The Director of Public Prosecutions has said the new Court of Appeal due to sit for the first time this month, should bring greater consistency to sentencing.
DPP Claire Loftus said it was difficult to achieve consistency when a panel of judges sat on an ad hoc basis, as in the existing Court of Criminal Appeal.
Speaking at the annual National Prosecutors Conference in Dublin Castle, Ms Loftus said the new court's fixed panel of judges would lead to a consistent approach.
She said the approach should reduce the number of undue leniency reviews or severity appeals.
However, Ms Loftus warned that the consequent increase in the number of cases being processed would inevitably put pressure on the budget of her office.
She said she had raised the matter with the Department of Public Expenditure and Reform.
Ms Loftus added that it remained to be seen how the new court would arrange its sittings and what the true impact would be in terms of staffing and resources.

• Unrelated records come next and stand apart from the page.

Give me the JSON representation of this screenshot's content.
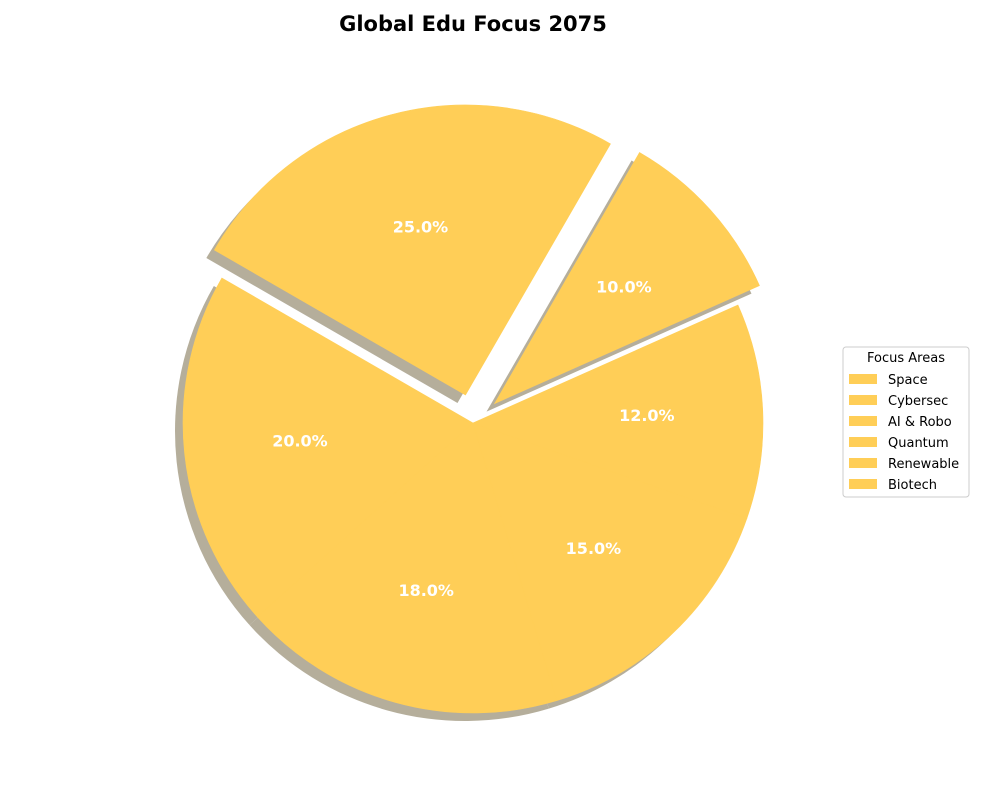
{
  "chart_data": {
    "type": "pie",
    "title": "Global Edu Focus 2075",
    "legend": {
      "title": "Focus Areas",
      "placement": "right"
    },
    "categories": [
      "Space",
      "Cybersec",
      "AI & Robo",
      "Quantum",
      "Renewable",
      "Biotech"
    ],
    "values": [
      25.0,
      20.0,
      18.0,
      15.0,
      12.0,
      10.0
    ],
    "labels": [
      "25.0%",
      "20.0%",
      "18.0%",
      "15.0%",
      "12.0%",
      "10.0%"
    ],
    "exploded": [
      "Space",
      "Biotech"
    ],
    "shadow": true,
    "colors": {
      "slice": "#ffce57",
      "shadow": "#a8a08a",
      "label": "#ffffff"
    }
  }
}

The DPP also specifically addressed the reasons for deciding whether to prosecute rape allegations.
She said that it was important to emphasise that in cases where a prosecution is not brought, it was rarely that there was an issue about the credibility of the complainant.
Ms Loftus said that in the vast majority of cases, it was not because they did not believe their account, but that there was not enough evidence to justify charging a suspect and putting all parties through a trial where there was no reasonable prospect of conviction.
An EU directive requiring prosecutors to explain more decisions not to prosecute is expected to be brought into Ireland soon.
Ms Loftus said she would be developing proposals to deal with this.
The DPP also stressed the accused right to a fair trial.
She warned media and others to exercise great caution in relation to pending trials and said this was particularly acute in relation to banking trials.